Frequently Asked Questions about The Edge Buggies answered here!

How do I mount the motor in my Buggy?

Postby Baboon » Sat Apr 26, 2008 1:30 pm

Here are a couple of examples in fitting a motor to your buggy.

Fitting a Yamaha TRX/TDM into a Piranha or Hypersprint.

The Yamaha TRX/TDM850 is an easy fit in the Piranha as it’s a very compact motor.
Main consideration is lining up the chain.
First drop the motor into an approximate position, wrap a chain around the two sprockets so you can see if the chain will foul on anything.
This will give you an indication as to go up or down or forward & back with the motor for ideal position.
Make sure the word "YAMAHA" on the side cover is horizontal.
Pack the motor up with scrap steel or timber wedges to the ideal position.
Take the chain off & use a straight edge across the motor & rear axle sprocket to line up the sprockets.
Keep in mind the two sprockets may be slightly different thicknesses.
You need to square the motor to the frame, you may be able to work off the machined face under the motors sprocket cover.
Pick the most simple mount once the motor is solid & in position & tack weld that in first.
Then go around the motor & make the other mounts.
You may have to make some of the mounts removable, keeping in mind the best direction to get the motor in & out of the chassis.
To make a removable mount you can manufacture a matching pair of rectangular flange plates from flat bar.
One is drilled & tapped & welded to the chassis, the other has matching clearance holes & is part of your removable mount.
Plates of 1" x 1/4", (25x6mm) flat bar around 2", (50mm) long, with a hole in each end where they will bolt together.

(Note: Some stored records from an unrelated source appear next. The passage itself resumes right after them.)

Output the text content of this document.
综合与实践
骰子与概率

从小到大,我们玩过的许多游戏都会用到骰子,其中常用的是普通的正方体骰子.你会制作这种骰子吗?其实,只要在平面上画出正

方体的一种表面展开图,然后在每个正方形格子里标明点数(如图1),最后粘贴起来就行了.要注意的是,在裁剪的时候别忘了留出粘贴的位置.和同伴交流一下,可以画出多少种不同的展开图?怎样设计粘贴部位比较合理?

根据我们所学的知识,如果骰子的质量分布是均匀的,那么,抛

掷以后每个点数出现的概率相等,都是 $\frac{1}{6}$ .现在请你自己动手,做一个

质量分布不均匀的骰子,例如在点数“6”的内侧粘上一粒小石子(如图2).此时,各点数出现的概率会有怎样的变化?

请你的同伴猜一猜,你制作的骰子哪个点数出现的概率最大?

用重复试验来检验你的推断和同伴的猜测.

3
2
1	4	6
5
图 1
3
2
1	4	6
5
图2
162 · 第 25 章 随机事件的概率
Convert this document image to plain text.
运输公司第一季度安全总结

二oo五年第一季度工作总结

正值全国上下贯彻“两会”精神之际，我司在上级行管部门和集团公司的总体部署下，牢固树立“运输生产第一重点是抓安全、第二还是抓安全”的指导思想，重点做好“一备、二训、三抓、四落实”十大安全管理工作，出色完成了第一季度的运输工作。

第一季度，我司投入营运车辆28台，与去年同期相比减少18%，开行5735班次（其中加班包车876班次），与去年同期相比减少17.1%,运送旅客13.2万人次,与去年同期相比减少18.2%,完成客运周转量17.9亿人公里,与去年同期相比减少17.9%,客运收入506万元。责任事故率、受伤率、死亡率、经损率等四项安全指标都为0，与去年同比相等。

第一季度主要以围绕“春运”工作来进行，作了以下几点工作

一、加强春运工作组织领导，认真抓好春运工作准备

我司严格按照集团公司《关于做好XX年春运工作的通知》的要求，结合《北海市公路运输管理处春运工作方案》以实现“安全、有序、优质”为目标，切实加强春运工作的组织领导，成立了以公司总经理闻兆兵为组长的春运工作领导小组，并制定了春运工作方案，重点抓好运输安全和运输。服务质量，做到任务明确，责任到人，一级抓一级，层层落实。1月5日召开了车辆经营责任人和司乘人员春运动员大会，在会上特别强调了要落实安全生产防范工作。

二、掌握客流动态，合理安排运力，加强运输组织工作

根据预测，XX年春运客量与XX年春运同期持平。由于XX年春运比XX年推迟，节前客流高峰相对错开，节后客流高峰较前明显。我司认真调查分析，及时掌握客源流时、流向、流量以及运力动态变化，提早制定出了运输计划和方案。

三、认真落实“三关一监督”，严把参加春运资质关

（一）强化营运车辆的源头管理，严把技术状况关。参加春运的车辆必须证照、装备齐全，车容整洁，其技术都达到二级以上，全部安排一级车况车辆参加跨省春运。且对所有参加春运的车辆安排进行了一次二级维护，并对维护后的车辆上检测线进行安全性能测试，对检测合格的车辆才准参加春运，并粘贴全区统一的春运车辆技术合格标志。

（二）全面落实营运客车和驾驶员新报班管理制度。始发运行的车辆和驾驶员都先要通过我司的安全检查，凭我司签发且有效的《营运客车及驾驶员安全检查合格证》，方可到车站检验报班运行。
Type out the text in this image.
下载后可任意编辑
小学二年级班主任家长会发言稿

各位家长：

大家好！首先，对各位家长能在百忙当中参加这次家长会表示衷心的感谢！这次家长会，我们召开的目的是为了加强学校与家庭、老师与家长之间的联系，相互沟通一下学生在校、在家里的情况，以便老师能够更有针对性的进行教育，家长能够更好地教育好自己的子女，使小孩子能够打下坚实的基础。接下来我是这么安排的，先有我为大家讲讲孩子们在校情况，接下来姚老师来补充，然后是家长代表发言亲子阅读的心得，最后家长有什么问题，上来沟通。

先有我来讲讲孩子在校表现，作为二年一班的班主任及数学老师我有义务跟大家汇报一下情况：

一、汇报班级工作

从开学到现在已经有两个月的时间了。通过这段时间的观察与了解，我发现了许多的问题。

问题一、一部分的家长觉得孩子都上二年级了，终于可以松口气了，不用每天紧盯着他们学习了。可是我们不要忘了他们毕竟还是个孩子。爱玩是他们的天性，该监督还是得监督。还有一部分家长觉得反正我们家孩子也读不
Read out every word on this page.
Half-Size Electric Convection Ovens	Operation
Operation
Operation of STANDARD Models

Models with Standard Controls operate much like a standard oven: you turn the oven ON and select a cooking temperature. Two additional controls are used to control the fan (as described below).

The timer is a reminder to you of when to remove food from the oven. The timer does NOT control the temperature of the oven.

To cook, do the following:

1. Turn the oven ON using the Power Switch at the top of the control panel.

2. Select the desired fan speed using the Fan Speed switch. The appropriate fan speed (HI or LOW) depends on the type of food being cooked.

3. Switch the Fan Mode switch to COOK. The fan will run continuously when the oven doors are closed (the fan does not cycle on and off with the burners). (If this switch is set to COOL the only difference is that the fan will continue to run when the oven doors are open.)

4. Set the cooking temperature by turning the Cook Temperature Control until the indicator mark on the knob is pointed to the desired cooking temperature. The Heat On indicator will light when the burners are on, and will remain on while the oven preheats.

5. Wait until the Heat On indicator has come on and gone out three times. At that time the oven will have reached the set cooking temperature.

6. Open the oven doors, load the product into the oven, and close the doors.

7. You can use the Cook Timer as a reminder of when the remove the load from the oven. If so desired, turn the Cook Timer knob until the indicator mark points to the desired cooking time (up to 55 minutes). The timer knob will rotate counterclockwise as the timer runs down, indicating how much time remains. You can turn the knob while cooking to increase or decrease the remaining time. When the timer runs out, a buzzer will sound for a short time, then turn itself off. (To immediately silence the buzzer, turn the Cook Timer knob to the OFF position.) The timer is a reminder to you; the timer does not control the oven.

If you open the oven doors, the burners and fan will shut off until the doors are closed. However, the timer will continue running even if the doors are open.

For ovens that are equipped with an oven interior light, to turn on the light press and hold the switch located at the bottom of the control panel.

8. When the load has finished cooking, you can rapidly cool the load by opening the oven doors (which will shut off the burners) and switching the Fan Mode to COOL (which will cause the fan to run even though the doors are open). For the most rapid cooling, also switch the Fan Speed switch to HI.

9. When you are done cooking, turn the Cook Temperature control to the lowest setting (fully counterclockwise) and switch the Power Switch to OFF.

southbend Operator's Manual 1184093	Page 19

Fitting a Kawasaki KLX650 into a Sidewinder

The easiest way is to sit the motor on the chassis in approx the right position.

The main thing you are trying to achieve with a Sidewinder is lining up the centre of the engines output sprocket with the centre of the rear swing arm pivot point.

Take note of the difference in height between the motor output sprocket centre & the suspension arm pivot centre.

Let’s say as an example its 40mm.

Then look at the area of the chassis that is stopping the motor going downwards by 40-45mm.

Keep in mind the motor has to drop 40mm & what area of the motor will foul on the chassis once it’s dropped down 40mm.

Isolate this area of the chassis & cut it out.

Now you can position the motor exactly where you want it.

Pack the motor into the correct position & take time to get the motor straight & square in the chassis, make sure it’s not going to move.

Now pick the mount that’s going to be easiest to make.
You can't make any rear mounts because you have cut out that section of the chassis so have a look at the lower front of the motor’s crankcase.

If you fabricate the mount & tack weld it in place so its reasonably strong, now you don't have to be quiet as careful with working around the motor, its now part mounted & unlikely to move around.

Pick the second mount to make.
The KLX has a mount on the front & back of the cylinder, the rear mount is closer to the chassis top frame so this is a good second mount to make.
It may be a good idea to make this mount a bolt on part so it’s easier to get the motor in & out.

Once you have the second mount secure & well tacked in you can remove all the packing pieces that were propping up the motor.

Now you can look at repairing the section of the chassis you cut out & re-box it around the motor.
Once this is done you can make the lower rear mount & that’s it.

Keep in mind at all times that you will need to be able to un-bolt the motor & it should easily lift out.